Avoidance Is Not Necessarily Intentional
When people are depressed, they typically don’t say to themselves, “Well, I think I’ll do everything I can to avoid things that make me uncomfortable.” The process is much subtler and occurs mostly outside of your awareness.
Sometimes it’s so automatic that you don’t even notice it. For example, during a period of mild depression, Jesse, a writer, developed a habit of checking the Internet to see how sales of a previous website were doing and then checking his e-mail several times, when he should have been sitting at the computer working on his next website, for which he had a contract. Buy Valium at the trusted pharmacies on the web.

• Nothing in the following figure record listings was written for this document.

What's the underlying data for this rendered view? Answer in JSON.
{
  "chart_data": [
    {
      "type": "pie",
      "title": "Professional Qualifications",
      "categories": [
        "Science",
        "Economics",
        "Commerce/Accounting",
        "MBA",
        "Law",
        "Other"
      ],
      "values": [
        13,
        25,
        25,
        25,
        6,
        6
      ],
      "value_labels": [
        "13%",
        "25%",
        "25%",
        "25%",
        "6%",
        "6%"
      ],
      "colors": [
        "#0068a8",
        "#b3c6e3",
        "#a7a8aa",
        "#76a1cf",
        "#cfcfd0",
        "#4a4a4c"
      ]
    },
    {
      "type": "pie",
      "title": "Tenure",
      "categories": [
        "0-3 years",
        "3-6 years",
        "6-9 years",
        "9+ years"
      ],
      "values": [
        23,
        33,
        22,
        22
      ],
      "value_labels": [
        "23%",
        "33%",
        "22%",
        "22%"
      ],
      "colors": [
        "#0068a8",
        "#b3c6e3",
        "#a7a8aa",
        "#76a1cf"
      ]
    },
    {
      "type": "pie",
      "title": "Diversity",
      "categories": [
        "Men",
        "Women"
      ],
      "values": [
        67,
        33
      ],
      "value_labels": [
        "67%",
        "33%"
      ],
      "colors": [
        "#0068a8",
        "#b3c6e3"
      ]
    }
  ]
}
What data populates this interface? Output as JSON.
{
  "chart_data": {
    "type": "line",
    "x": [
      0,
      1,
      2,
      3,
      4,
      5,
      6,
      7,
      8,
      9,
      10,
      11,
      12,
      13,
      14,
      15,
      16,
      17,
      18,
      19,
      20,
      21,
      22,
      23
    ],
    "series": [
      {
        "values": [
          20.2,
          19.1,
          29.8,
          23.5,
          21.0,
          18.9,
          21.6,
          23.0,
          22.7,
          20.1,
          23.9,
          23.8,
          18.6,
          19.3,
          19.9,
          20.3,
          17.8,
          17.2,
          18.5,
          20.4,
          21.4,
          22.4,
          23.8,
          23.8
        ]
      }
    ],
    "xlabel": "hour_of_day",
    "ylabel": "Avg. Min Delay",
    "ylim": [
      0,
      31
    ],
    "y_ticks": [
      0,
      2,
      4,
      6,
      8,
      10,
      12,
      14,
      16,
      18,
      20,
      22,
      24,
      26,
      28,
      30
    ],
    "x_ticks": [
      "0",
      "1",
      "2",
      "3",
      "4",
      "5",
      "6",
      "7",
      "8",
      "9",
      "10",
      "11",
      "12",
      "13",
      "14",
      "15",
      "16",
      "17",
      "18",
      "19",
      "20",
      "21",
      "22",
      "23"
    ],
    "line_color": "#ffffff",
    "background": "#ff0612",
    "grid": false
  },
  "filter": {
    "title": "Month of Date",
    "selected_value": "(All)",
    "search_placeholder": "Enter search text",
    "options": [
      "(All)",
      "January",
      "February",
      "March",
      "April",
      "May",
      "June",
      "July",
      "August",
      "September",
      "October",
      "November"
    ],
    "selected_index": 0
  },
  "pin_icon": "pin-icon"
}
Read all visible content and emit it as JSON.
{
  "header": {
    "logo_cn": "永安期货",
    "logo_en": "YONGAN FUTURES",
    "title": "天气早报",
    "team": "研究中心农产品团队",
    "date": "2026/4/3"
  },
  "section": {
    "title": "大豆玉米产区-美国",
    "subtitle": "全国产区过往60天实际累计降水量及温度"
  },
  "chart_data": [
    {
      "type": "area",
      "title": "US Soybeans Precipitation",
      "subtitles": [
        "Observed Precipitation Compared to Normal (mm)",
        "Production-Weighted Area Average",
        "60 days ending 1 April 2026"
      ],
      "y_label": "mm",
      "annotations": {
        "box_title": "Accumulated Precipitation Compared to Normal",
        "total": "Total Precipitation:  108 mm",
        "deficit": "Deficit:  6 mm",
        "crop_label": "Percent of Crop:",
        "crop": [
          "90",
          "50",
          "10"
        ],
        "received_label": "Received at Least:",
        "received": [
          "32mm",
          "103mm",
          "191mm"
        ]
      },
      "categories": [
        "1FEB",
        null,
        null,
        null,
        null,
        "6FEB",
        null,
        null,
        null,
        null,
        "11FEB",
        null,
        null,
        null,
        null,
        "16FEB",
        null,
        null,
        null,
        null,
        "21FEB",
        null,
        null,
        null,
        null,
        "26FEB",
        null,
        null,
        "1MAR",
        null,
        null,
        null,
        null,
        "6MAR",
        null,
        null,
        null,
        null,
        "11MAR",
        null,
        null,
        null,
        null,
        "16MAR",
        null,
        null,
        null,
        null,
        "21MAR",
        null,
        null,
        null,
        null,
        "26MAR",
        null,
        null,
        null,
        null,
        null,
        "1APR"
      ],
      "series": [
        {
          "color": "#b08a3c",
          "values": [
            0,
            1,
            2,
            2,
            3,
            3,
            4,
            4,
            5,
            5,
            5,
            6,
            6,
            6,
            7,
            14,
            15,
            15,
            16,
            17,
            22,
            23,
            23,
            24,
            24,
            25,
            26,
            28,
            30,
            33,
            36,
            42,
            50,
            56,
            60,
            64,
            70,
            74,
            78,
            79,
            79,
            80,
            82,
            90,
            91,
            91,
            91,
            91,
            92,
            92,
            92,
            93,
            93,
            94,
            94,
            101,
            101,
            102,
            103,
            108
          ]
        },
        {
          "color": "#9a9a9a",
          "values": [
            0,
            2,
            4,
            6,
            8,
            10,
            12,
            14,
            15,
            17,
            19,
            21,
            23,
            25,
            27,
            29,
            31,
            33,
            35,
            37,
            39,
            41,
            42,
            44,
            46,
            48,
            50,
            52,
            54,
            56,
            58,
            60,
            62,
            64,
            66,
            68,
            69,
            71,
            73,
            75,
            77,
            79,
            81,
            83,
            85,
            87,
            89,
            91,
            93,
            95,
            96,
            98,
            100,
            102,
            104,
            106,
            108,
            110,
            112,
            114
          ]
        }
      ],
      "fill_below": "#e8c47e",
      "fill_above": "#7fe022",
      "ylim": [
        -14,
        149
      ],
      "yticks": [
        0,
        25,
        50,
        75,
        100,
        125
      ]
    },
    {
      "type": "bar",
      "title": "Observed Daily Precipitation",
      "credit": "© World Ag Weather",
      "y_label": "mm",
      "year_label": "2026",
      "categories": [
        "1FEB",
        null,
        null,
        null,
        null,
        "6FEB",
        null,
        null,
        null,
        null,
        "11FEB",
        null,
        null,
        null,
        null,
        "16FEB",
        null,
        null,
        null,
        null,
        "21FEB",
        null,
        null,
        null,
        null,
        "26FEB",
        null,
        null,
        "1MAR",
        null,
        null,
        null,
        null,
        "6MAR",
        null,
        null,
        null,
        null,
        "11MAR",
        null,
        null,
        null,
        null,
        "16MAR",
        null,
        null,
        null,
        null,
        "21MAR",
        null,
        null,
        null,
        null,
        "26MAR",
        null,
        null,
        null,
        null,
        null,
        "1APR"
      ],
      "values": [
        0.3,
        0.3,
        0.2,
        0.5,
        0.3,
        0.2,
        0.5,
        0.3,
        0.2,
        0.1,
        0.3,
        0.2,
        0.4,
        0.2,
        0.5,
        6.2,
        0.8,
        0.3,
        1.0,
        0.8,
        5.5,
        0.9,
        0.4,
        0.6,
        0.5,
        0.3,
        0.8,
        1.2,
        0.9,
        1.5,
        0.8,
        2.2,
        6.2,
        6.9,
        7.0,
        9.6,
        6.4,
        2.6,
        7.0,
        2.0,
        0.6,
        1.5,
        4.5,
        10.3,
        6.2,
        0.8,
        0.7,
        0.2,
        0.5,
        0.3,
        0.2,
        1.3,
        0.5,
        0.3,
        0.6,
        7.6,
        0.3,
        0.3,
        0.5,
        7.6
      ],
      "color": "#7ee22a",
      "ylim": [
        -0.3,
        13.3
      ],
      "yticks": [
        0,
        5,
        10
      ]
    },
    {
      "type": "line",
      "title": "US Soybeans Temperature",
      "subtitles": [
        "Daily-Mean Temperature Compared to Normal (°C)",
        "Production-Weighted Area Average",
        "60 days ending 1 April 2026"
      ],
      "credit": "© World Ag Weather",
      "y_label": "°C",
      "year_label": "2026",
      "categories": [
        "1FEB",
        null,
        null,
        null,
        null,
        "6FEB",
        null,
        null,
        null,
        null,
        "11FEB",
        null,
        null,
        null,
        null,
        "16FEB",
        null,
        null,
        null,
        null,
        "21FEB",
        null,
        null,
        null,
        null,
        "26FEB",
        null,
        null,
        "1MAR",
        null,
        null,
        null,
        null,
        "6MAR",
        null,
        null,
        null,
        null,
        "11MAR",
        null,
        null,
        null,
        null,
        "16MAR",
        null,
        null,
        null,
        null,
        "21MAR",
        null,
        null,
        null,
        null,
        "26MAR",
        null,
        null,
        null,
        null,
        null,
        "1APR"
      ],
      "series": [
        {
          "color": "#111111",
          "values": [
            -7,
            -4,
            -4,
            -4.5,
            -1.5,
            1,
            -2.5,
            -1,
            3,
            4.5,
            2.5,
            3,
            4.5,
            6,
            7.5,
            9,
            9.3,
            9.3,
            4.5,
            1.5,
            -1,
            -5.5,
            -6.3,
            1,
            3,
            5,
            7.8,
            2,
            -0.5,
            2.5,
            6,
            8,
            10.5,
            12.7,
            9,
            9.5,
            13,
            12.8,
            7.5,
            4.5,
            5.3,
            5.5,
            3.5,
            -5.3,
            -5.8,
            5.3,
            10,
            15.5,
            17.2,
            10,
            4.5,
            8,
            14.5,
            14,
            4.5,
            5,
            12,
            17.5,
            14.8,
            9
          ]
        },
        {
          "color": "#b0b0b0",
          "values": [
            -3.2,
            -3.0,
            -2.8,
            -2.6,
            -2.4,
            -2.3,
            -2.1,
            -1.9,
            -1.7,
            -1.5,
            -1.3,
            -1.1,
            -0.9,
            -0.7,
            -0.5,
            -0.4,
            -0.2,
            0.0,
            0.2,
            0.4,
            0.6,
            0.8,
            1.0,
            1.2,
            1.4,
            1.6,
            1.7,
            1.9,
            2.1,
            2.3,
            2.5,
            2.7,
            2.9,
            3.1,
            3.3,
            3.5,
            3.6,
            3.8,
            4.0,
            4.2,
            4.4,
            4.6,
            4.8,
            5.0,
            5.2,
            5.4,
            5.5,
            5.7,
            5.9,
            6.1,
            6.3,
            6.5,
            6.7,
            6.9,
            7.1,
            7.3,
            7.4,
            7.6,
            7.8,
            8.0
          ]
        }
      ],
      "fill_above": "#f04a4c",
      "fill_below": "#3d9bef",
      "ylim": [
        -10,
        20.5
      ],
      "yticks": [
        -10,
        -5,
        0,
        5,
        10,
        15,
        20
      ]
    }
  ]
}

Before he knew it, Jesse was checking his e-mail ten to twenty times an hour and spending at least four hours a day on the Internet. He had a plot in mind for his new website and it was quite well developed in outline form. When he felt depressed, though, he felt disconnected from the characters and found it easier to surf the Internet. Why? When writing created distress for Jesse, checking the Internet and e-mail was a way for him to avoid the distress.
Jesse didn’t develop this habit intentionally. It developed on its own because his avoidance behavior was an effective way of temporarily reducing his feelings of distress and despair about writing. The same is true with many of the avoidance strategies that you may use when you’re depressed.